In [1]:
import os
import psycopg2
from dotenv import load_dotenv
load_dotenv()

rds_host=os.getenv('DB_HOST2')
rds_port = os.getenv('DB_PORT2')
db_name=os.getenv('DB_NAME2')
db_user=os.getenv('DB_USER2')
db_password=os.getenv('DB_PASS2')


In [2]:
# Establish a connection to your PostgreSQL database
connection = psycopg2.connect(
    host=rds_host,
    port=rds_port,
    database=db_name,
    user=db_user,
    password=db_password
)

In [3]:
# Create a cursor object to interact with the database
cursor = connection.cursor()

In [4]:
# Define SQL queries to create the tables

# 1. Create the State table
create_state_table = """
CREATE TABLE "state_table" (
    "area" int   NOT NULL,
    "area_title" varchar(30)   NOT NULL,
    "prim_state" varchar(30)   NOT NULL,
    CONSTRAINT "pk_State_Table2" PRIMARY KEY (
        "area"
     )
);
"""

In [5]:
# 2. Create the Occupation table
create_occupation_table = """
CREATE TABLE "occupation_table" (
    "occ_code" varchar(20)   NOT NULL,
    "occ_title" varchar(200)   NOT NULL,
    "o_group" varchar(40)   NOT NULL,
    CONSTRAINT "pk_Occupation_Table2" PRIMARY KEY (
        "occ_code"
     )
);
"""

In [6]:
# 3. Create the EmploymentWage table
create_employment_wage_table = """
CREATE TABLE "employmentwage_table" (
    "area" int   NOT NULL,
    "occ_code" varchar(10)   NOT NULL,
    "tot_emp" numeric(12,2)   NOT NULL,
    "emp_prse" numeric(12,2)   NOT NULL,
    "jobs_1000" numeric(12,2)   NOT NULL,
    "loc_quotient" numeric(12,2)   NOT NULL,
    "h_mean" numeric(12,2)   NOT NULL,
    "a_mean" numeric(12,2)   NOT NULL,
    "mean_prse" numeric(12,2)   NOT NULL,
    "h_pct25" numeric(12,2)   NOT NULL,
    "h_median" numeric(12,2)   NOT NULL,
    "h_pct75" numeric(12,2)   NOT NULL,
    "a_pct25" numeric(12,2)   NOT NULL,
    "a_median" numeric(12,2)   NOT NULL,
    "a_pct75" numeric(12,2)   NOT NULL,
    CONSTRAINT "pk_EmploymentWage_Table2" PRIMARY KEY (
        "area","occ_code"
     )
);
"""

In [7]:
# Execute the queries to create the tables
cursor.execute(create_state_table)
cursor.execute(create_occupation_table)
cursor.execute(create_employment_wage_table)

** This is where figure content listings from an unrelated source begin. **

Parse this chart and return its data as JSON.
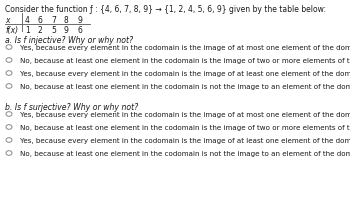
{
  "title": "Consider the function ƒ : {4, 6, 7, 8, 9} → {1, 2, 4, 5, 6, 9} given by the table below:",
  "table_x_vals": [
    "4",
    "6",
    "7",
    "8",
    "9"
  ],
  "table_fx_vals": [
    "1",
    "2",
    "5",
    "9",
    "6"
  ],
  "part_a_label": "a. Is f injective? Why or why not?",
  "part_b_label": "b. Is f surjective? Why or why not?",
  "options": [
    "Yes, because every element in the codomain is the image of at most one element of the domain.",
    "No, because at least one element in the codomain is the image of two or more elements of the domain.",
    "Yes, because every element in the codomain is the image of at least one element of the domain.",
    "No, because at least one element in the codomain is not the image to an element of the domain."
  ],
  "bg_color": "#ffffff",
  "text_color": "#1a1a1a",
  "gray_color": "#555555",
  "font_size_title": 5.5,
  "font_size_table": 5.5,
  "font_size_part": 5.6,
  "font_size_option": 5.1
}
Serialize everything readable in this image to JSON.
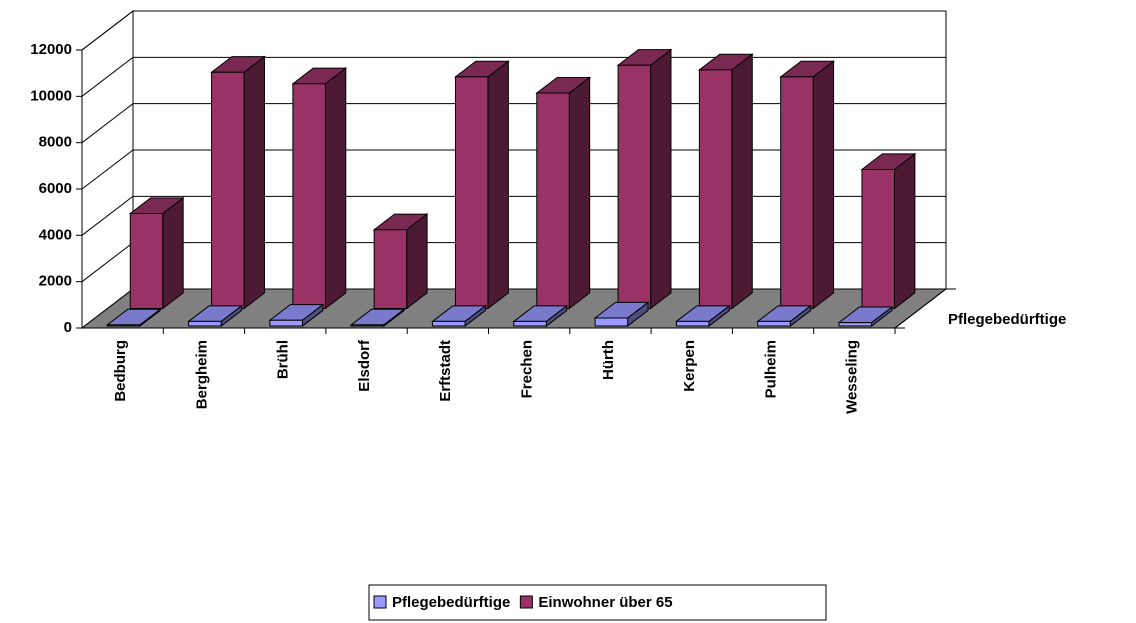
{
  "chart_data": {
    "type": "bar3d",
    "categories": [
      "Bedburg",
      "Bergheim",
      "Brühl",
      "Elsdorf",
      "Erftstadt",
      "Frechen",
      "Hürth",
      "Kerpen",
      "Pulheim",
      "Wesseling"
    ],
    "series": [
      {
        "name": "Pflegebedürftige",
        "color": "#9999ff",
        "values": [
          50,
          200,
          250,
          50,
          200,
          200,
          350,
          200,
          200,
          150
        ]
      },
      {
        "name": "Einwohner über 65",
        "color": "#993366",
        "values": [
          4100,
          10200,
          9700,
          3400,
          10000,
          9300,
          10500,
          10300,
          10000,
          6000
        ]
      }
    ],
    "ylim": [
      0,
      12000
    ],
    "yticks": [
      0,
      2000,
      4000,
      6000,
      8000,
      10000,
      12000
    ],
    "grid": true,
    "legend": "bottom"
  }
}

# Commit the changes to the database
connection.commit()

print("Tables created successfully.")

Tables created successfully.


In [8]:
# Define file paths for the CSV files
state_csv = 'data/State_Table.csv'
occupation_csv = 'data/Occupation_Table.csv'
employment_wage_csv = 'data/EmploymentWage_Table.csv'

In [9]:
# Function to upload CSV 
def copy_csv_to_table(cursor, table_name, csv_file):
    try:
        with open(csv_file, 'r') as f:
            next(f)  # Skip the header row
            cursor.copy_expert(f"COPY {table_name} FROM stdin WITH CSV HEADER", f)
        print(f"Data loaded successfully into {table_name}")
    except Exception as e:
        print(f"Error loading data into {table_name}: {e}")
        connection.rollback()  # Rollback the transaction if there's any error
    else:
        connection.commit()  # Commit the transaction only if no error occurs

# loading data into the tables

try:
    # Upload CSV data into the State_Table2
    copy_csv_to_table(cursor, "state_table", state_csv)

    # Upload CSV data into the Occupation_Table2
    copy_csv_to_table(cursor, "occupation_table", occupation_csv)

    # Upload CSV data into the EmploymentWage_Table2
    copy_csv_to_table(cursor, "employmentwage_table", employment_wage_csv)
except Exception as e:
    print(f"Transaction failed: {e}")
finally:
    cursor.close()
    connection.close()

Data loaded successfully into state_table
Data loaded successfully into occupation_table
Data loaded successfully into employmentwage_table